Y diciendo estas palabras, Michel se alzó hasta la bóveda del proyectil, «para ver mejor la Luna», según él. Entre tanto, sus compañeros observaban el espacio a través del cristal de la parte inferior. No se veía nada nuevo.

Cuando Michel volvió a bajar, se acercó a la portilla lateral y, de repente, soltó una exclamación de sorpresa.

—¿Qué pasa? —le preguntó Barbicane.

El presidente se acercó al cristal y divisó una especie de saco aplastado que flotaba en el exterior, a unos metros del proyectil. Aquel objeto parecía estar inmóvil, como el proyectil, lo cual significaba que tenía el mismo movimiento ascendente que éste.

—¿Qué es ese chisme? —seguía preguntando Michel Ardan—. ¿Será acaso uno de esos corpúsculos del espacio que ha caído dentro del radio de atracción de nuestro proyectil y que va a acompañarnos hasta la Luna?

—Lo que me extraña —respondió Nicholl—, es que el peso específico de ese cuerpo, indudablemente mucho menor que el del proyectil, le permita mantenerse al mismo nivel que nosotros.
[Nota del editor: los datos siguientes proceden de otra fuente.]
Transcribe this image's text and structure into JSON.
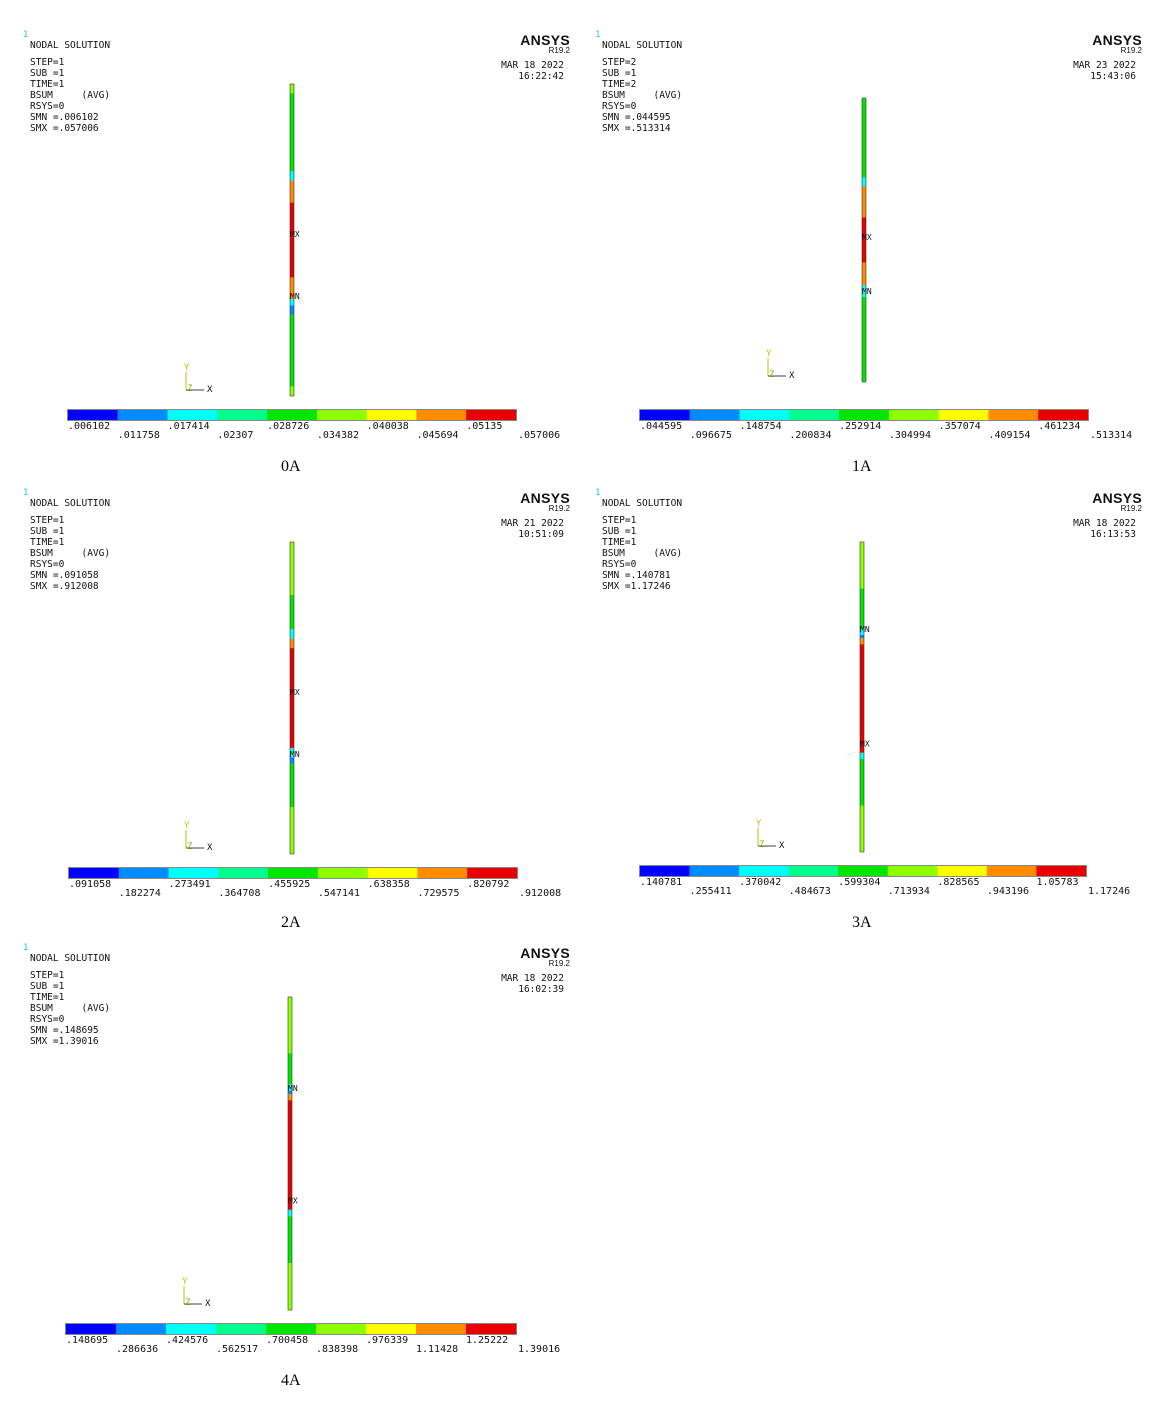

—Nicholl —intervino Barbicane, tras reflexionar un momento—, no sé qué clase de objeto es ése, pero sé perfectamente por qué se mantiene al mismo nivel que el proyectil.

—¿Por qué?

—Porque flotamos en el vacío, querido capitán, y en el vacío, los cuerpos caen o se mueven, que ambas cosas son iguales, a idéntica velocidad, independientemente de su peso o forma. Es el aire el que, por su resistencia, crea las diferencias de pesos. Cuando se crea neumáticamente el vacío en el tubo, los objetos que se introducen en él caen a la misma velocidad, tanto si se trata de motas de polvo como de granos de plomo. Y aquí, en el espacio, tenemos la misma causa y el mismo efecto.

—Claro que sí —dijo Nicholl—, y todo lo que tiremos fuera del proyectil irá con nosotros hasta que lleguemos a la Luna.

—¡Ay, pero que burros somos! —exclamó Michel.

—¿Y a qué viene ese calificativo? —le preguntó Barbicane.

—Porque teníamos que haber llenado el proyectil de objetos útiles, libros, instrumentos, herramientas, etc. Luego lo hubiéramos tirado todo y nos lo hubiéramos llevado «todo» a remolque. Y ahora que lo pienso, ¿por qué no nos damos un paseo por ahí fuera como ese bólido? Podríamos salir al espacio por la portilla. ¡Qué gozada, sentirse suspendido en el éter, más a gusto que un pájaro, que tiene que batir las alas constantemente para sostenerse!

—De acuerdo —dijo Barbicane—, pero ¿cómo íbamos a respirar?

—¡Maldito aire, que siempre nos falta en el momento más inoportuno!

—Pero si no fuera porque falta, Michel, como tu densidad es inferior a la del proyectil, enseguida te quedarías atrás.

—Entonces nos encontramos ante un círculo vicioso.

—De lo más vicioso.

—¿No hay más remedio que quedarse aquí encerrado?

—Sin duda alguna.

—¡Ah! —gritó Michel a voz en cuello.

—¿Qué te pasa? —le preguntó Nicholl.

—¡Ya sé, ya me imagino lo que es ese supuesto bólido! ¡Lo que viene con nosotros no es ningún asteroide! No es ningún trozo de planeta.

—Pues tú dirás lo que es —dijo Barbicane.

 

Era el cadáver de Satélite, aplastado como una gaita desinflada
Era el cadáver de Satélite, aplastado como una gaita desinflada

 

—¡Es nuestro desgraciado perro! ¡Es el marido de Diana!

Efectivamente, aquel objeto deforme, irreconocible, reducido a nada, era el cadáver de Satélite, aplastado como una gaita desinflada, que se elevaba, se elevaba sin cesar.